Stealth, perhaps best described as smart positioning, is where you’ll find Rocket Lab. This New Zealand-based company didn’t appear out of nowhere – look at its timeline and you’ll see that scaled-down testing was done more than a decade ago. But what founder Peter Beck and his team did was anticipate the market and stubbornly work toward a specific solution.

Rocket lab focuses on small payloads, delivered with a short response time. This avoids the hassle of competing against billionaires and decades-old space dynasties because, in reality, this market did not exist until very recently.

“Responsive space, or on-demand launch, will become increasingly important,” Beck said. “All satellites are vulnerable, whether by natural, accidental or deliberate actions. As we see the growth and aging of small constellations of satellites, the need for replenishment will increase, leading to the demand for unique spacecraft in unique orbits. The ability to deploy new satellites in precise orbits in a matter of hours, not months or years, is critical for commercial and government satellite operators alike. “

Rocket Lab’s 10th release, nicknamed “Running out of fingers.”

Invest in Rocket Lab At first it would have seemed unexciting as year after year they made measured progress but did not take charge or earn money. Patience is the main virtue here. But forward-thinking investors are looking back at the company’s many successful launches and bright future and marvel that they ever doubted it.

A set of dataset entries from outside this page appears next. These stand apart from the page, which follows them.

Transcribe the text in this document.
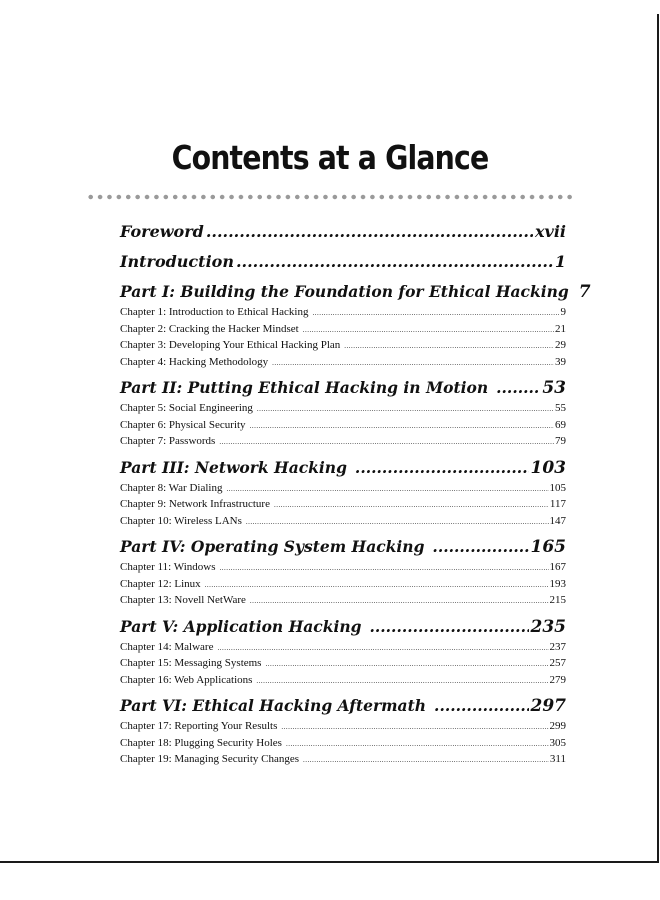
Contents at a Glance
Foreword .....	xvii
Introduction .....	1
Part I: Building the Foundation for Ethical Hacking 7
Chapter 1: Introduction to Ethical Hacking .....	9
Chapter 2: Cracking the Hacker Mindset .....	21
Chapter 3: Developing Your Ethical Hacking Plan .....	29
Chapter 4: Hacking Methodology .....	39
Part II: Putting Ethical Hacking in Motion .....	53
Chapter 5: Social Engineering .....	55
Chapter 6: Physical Security .....	69
Chapter 7: Passwords .....	79
Part III: Network Hacking .....	103
Chapter 8: War Dialing .....	105
Chapter 9: Network Infrastructure .....	117
Chapter 10: Wireless LANs .....	147
Part IV: Operating System Hacking .....	165
Chapter 11: Windows .....	167
Chapter 12: Linux .....	193
Chapter 13: Novell NetWare .....	215
Part V: Application Hacking .....	235
Chapter 14: Malware .....	237
Chapter 15: Messaging Systems .....	257
Chapter 16: Web Applications .....	279
Part VI: Ethical Hacking Aftermath .....	297
Chapter 17: Reporting Your Results .....	299
Chapter 18: Plugging Security Holes .....	305
Chapter 19: Managing Security Changes .....	311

The third category of launch is novelty: completely new launch techniques like SpinLaunch or Leo Aerospace. The term may not inspire confidence, and that is deliberate. Companies that take this approach are high-risk, high-reward propositions that often need serious funding before they can test the basic physical feasibility of their pitching technique. That is not an investment that everyone is comfortable making.

On the other hand, these are companies that, if shown to be viable, could invest and collect a significant portion of the new and growing launch market. Not as much patience as extra diligence and outside experience is required here to help separate the wheat from the chaff. At first, something like SpinLaunch may sound quirky, but the Saturn V rocket still looks outlandish now, decades after it was built. Stepping outside the confines of established methods is the way we move forward, but investors must be careful not to end up simply putting their cash into orbit.